Bristol-Myers Squibb Specialty Development head Douglas Manion said: "Hepatitis C is not a one-size-fits-all, monolithic disease.
"Our focus for the Daklinza-sofosbuvir regimen centers on addressing the needs of HCV patient subpopulations who need new options even in light of the extraordinary advances that have occurred in HCV treatment.
"We look forward to working with the FDA toward the goal of eventually helping many difficult-to-treat HCV patients."
This July, Daklinza was initially approved in the US for use with sofosbuvir to treat patients with chronic HCV genotype 3 infection.

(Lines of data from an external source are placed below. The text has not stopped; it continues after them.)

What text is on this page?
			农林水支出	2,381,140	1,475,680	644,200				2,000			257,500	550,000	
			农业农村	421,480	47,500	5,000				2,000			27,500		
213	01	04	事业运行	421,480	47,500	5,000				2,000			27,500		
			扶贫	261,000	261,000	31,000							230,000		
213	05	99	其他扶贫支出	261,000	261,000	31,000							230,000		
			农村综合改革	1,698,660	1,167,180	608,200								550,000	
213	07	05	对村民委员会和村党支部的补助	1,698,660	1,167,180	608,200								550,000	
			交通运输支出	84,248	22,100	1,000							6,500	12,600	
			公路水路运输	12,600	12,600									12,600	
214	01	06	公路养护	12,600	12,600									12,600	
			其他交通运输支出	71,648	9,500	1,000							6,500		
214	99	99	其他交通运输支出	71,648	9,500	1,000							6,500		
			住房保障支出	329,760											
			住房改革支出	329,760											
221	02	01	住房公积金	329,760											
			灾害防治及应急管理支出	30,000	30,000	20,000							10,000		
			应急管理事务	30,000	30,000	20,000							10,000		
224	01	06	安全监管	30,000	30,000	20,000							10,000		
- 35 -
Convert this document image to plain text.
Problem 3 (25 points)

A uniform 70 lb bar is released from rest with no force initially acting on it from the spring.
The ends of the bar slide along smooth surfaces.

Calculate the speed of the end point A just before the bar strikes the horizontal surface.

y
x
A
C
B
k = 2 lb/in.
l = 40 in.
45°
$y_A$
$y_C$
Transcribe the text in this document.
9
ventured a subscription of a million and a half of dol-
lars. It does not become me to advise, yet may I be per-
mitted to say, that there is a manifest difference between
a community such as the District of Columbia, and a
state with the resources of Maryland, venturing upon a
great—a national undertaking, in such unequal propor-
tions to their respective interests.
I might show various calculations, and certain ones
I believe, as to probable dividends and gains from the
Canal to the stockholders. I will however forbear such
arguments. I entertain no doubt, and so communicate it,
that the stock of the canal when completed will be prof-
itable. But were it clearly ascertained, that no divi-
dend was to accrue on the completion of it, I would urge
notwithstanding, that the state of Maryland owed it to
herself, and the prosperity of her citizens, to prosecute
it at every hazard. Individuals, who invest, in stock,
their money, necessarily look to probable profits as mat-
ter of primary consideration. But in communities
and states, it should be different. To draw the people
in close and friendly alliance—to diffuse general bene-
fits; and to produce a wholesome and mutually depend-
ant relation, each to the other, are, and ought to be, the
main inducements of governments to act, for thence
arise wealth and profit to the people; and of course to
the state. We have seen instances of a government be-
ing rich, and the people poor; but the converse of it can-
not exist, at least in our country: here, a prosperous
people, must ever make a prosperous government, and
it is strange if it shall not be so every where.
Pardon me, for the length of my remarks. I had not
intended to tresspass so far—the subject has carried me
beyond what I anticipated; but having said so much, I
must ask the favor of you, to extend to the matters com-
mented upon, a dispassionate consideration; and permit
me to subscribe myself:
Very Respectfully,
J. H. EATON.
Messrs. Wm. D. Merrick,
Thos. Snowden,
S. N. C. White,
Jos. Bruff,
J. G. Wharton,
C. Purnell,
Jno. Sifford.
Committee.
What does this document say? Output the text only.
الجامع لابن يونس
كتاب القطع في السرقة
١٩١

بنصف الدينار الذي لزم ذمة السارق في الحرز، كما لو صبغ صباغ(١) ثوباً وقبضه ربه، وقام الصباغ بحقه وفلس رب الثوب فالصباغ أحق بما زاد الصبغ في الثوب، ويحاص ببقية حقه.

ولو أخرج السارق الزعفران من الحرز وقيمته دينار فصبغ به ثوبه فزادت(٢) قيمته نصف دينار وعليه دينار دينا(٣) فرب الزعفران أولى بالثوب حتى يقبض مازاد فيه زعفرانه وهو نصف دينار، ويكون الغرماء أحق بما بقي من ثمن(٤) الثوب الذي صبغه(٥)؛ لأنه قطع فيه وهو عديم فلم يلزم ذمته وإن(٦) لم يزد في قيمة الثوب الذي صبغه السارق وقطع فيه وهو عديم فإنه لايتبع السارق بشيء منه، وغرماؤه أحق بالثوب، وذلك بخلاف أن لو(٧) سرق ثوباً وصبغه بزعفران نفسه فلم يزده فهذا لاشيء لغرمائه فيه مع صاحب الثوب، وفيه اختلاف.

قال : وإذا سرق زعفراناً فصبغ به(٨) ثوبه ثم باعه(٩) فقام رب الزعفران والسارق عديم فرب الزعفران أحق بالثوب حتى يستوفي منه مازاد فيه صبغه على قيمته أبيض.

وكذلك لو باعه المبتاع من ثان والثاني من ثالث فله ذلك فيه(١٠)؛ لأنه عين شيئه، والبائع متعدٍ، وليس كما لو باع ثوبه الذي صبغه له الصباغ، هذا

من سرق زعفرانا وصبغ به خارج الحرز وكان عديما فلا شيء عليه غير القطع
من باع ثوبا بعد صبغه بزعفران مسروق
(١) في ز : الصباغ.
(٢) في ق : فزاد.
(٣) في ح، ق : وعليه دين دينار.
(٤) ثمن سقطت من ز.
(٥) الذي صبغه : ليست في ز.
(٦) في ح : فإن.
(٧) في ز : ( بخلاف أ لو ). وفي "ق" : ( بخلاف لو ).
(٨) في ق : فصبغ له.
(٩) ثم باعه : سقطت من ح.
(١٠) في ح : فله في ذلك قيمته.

The new sNDAs accepted by the FDA for review were based on data from the ALLY-1 and ALLY-2 clinical trials.
ALLY-2 assessed the once-daily 12-week combination of Daklinza and sofosbuvir to treat patients with HCV coinfected with HIV-1, while the ALLY-1 trial evaluated a 12-week regimen of daclatasvir and sofosbuvir once-daily with ribavirin in patients with HCV with either advanced cirrhosis or post-liver transplant recurrence of HCV.
Last July, Japan became the first country to approve the use of a daclatasvir-based regimen for the treatment of chronic HCV.